When working with the fuel system metal lines, ALWAYS use tubing wrenches, NEVER use open ends. They are made specifically for these jobs, and are well worth buying if you don't have them and need to do this. When dealing with the carb portion for the filter, you need a large open end on the carb fuel filter housing, (it has 6 wrench flats, metal fuel line threads into it, it actually threads into the carb body) I believe it's 1", but in any case, you just need to hold the filter housing steady while you try and remove the fuel line. If the fuel line is stuck (which it typically is) you can let the fuel filter housing turn if you need a bit more give, but don't thread it in any further, only let it thread out, if that makes sense. Once you get the fuel line off, then you remove the filter housing, pull the old filter out, and replace. Take original to store with you to ensure new filter is identical to the old. Be VERy careful threading the filter housing back into the carb. For some reason people screw this up quite often (enough that there is a repair kit for the problem) even though it's not hard. It should thread in by hand easily, and just needs to be snugged up to seal. Believe it even uses a seal around the outside edge, replace it if it does. The carb body is soft, this is why you need to be careful trying to put the filter housing back on.

This is all assuming a stock, unmolested setup as it came from the factory.
 
hey man THANKS for the info. I was going to go after work today and pick up a sending unit at napa. Mine worked fine before I removed the tank so I will just leave it in. But I do want to take a wire wheel to my tank so I can paint it. Will it hurt anything inside the tank if I tip it up and poor out the gas through the fill nosle?
 
No, you can tip it over ok.

If I were you, I'd consider pulling the sending unit before tipping it over, make sure there isn't a ton of junk on the bottom of the tank, and that the sock filter is in good shape. It may work fine now, but no better time to inspect to ensure it doesn't cause problems later. There is a large rubber o-ring underneath the sender, I've re-used numerous of those with little problem, not like they typically actually have to hold fuel. They are protected from sunlight and don't get hot, so always seem to be in perfect shape. Usually a bunch of dirt where the seal rides, so it pays to take it slow and easy when removing the sender, to try and keep as much of that out of the tank as possible.

If it's got anything more than surface rust, you may consider getting a new tank.

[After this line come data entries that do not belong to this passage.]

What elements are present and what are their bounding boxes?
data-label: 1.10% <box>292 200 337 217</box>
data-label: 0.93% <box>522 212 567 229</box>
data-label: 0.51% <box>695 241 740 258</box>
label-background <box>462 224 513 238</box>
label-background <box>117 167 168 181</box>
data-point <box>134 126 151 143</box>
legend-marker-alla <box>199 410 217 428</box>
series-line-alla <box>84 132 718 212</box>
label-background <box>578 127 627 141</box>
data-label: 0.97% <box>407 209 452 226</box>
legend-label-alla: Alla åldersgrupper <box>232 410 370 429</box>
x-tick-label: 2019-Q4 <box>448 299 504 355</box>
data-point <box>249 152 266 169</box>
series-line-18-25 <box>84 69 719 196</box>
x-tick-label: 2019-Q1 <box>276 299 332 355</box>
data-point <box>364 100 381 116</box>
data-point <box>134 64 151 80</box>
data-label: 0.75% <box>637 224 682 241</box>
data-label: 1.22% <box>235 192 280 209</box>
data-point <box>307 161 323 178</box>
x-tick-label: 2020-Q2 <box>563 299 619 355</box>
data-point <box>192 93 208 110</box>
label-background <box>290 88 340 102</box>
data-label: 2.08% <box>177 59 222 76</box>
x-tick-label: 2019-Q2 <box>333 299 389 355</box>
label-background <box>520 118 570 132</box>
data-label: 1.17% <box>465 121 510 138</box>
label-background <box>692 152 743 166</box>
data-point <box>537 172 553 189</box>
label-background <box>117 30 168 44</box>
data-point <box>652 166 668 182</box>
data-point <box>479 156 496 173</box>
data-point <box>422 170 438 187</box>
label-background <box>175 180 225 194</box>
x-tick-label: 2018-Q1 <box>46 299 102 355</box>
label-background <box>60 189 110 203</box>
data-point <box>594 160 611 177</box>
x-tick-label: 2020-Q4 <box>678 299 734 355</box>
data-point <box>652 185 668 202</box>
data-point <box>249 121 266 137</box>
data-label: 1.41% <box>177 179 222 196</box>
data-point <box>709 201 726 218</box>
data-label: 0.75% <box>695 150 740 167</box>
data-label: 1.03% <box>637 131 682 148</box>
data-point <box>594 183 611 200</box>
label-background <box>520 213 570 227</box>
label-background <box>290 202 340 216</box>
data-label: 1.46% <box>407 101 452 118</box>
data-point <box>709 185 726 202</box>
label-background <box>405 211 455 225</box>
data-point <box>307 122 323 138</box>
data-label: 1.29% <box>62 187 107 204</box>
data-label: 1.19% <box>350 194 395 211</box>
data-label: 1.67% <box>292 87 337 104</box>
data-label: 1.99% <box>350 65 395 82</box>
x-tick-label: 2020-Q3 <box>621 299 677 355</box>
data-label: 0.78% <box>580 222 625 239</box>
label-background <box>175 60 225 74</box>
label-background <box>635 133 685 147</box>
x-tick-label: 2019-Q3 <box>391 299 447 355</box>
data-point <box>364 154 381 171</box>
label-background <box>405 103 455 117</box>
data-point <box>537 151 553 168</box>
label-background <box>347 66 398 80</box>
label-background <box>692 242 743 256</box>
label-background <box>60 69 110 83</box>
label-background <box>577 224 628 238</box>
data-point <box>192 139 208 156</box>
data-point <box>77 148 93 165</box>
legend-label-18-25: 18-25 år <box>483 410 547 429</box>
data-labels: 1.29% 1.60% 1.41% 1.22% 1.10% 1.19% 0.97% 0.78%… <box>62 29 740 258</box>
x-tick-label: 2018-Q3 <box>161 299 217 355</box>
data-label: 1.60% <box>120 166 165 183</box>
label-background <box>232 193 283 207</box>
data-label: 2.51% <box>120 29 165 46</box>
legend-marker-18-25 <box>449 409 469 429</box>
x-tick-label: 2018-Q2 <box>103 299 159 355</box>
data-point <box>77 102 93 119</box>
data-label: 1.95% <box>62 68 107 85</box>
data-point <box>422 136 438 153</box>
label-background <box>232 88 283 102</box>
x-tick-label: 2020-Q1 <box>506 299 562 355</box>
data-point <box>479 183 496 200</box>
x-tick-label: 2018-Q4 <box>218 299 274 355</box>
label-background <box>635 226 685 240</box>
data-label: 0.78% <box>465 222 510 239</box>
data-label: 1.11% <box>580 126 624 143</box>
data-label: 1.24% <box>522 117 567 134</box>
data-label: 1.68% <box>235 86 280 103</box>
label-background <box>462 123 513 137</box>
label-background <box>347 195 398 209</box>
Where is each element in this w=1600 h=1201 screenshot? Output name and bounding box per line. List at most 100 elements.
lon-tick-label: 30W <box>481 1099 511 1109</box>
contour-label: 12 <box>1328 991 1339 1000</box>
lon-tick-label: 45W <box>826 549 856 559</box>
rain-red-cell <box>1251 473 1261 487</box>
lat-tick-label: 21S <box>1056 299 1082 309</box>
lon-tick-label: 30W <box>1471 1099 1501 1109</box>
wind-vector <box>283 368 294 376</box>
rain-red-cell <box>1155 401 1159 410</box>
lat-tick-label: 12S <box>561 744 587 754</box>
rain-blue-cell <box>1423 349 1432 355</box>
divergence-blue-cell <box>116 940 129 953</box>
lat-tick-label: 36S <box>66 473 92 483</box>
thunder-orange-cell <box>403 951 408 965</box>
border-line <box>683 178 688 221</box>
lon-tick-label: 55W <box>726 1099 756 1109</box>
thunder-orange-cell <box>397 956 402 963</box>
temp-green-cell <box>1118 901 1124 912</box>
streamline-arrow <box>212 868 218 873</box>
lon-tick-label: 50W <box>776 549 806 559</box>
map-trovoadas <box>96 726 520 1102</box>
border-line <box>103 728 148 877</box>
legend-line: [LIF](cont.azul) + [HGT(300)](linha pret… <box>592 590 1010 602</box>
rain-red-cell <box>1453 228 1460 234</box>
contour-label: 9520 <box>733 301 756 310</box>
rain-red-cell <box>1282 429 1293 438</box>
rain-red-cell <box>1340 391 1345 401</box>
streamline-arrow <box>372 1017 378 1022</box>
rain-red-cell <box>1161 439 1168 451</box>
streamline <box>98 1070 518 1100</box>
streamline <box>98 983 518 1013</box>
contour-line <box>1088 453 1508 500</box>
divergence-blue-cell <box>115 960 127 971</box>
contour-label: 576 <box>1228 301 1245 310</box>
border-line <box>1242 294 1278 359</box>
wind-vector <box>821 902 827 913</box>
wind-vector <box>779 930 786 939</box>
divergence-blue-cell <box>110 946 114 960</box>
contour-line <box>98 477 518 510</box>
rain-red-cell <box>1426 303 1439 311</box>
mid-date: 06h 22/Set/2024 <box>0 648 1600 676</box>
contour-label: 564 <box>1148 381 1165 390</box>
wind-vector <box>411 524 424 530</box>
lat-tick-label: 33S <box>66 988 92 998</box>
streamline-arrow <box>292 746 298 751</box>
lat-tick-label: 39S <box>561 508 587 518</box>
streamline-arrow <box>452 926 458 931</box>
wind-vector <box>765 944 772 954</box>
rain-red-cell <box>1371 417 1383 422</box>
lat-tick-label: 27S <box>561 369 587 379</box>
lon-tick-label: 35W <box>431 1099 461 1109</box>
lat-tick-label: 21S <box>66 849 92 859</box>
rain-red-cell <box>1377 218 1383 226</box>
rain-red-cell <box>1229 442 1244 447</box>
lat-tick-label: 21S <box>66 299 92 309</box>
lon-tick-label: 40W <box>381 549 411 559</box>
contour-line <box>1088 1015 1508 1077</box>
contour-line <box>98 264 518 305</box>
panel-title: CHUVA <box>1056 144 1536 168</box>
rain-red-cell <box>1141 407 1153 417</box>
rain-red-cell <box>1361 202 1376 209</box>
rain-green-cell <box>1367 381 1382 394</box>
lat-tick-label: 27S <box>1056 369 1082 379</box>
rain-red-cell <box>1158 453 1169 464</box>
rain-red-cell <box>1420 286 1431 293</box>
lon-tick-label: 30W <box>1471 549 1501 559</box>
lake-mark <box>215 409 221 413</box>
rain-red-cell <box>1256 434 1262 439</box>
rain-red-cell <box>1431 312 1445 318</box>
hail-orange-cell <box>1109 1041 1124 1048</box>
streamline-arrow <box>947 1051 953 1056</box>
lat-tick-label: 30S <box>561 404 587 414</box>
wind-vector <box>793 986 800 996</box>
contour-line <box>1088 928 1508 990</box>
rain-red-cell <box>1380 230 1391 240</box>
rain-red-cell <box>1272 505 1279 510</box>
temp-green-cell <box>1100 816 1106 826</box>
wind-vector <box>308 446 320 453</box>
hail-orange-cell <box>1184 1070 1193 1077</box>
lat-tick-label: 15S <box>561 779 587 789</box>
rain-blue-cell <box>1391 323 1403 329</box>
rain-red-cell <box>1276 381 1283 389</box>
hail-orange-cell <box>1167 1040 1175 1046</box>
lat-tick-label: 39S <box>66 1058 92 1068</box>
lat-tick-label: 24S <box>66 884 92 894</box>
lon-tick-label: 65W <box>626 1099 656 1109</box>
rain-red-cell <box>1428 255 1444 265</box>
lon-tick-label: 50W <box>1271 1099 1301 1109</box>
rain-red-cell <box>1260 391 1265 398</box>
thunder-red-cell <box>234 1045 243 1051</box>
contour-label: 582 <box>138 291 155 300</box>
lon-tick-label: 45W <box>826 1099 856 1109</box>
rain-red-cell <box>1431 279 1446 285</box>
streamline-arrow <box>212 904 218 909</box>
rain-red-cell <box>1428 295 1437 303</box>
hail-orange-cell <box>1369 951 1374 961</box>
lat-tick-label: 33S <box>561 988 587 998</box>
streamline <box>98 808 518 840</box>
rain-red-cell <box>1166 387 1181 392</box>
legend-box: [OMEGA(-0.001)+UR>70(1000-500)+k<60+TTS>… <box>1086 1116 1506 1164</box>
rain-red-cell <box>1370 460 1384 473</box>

The tanks aren't thick metal, when they start pitting pinhole leaks aren't far away.
 
Hey thanks again for the info. I was looking at the sending unit and it looked like to remove it you grap the 2 "ears" and turn. Is it one of those deals were you turn it 90 or 180 degrees, and then lift it straight out?
 
Not looking at one right now, so this is best recollection...there are at least two "tabs" on the lock ring. Hammer those counterclockwise, (beware of sparks:)) and the lock ring will line up with a wider area on the outer ring, and the sending unit will lift out. Usually helps to hit the locking ring tabs alternately, so it spins smoothly instead of getting cocked as it turns. Once the lock ring is free, you tend to notice, as it's usually under some tension.

I use a screwdriver blade up against the tabs, and tap the screwdriver with the hammer.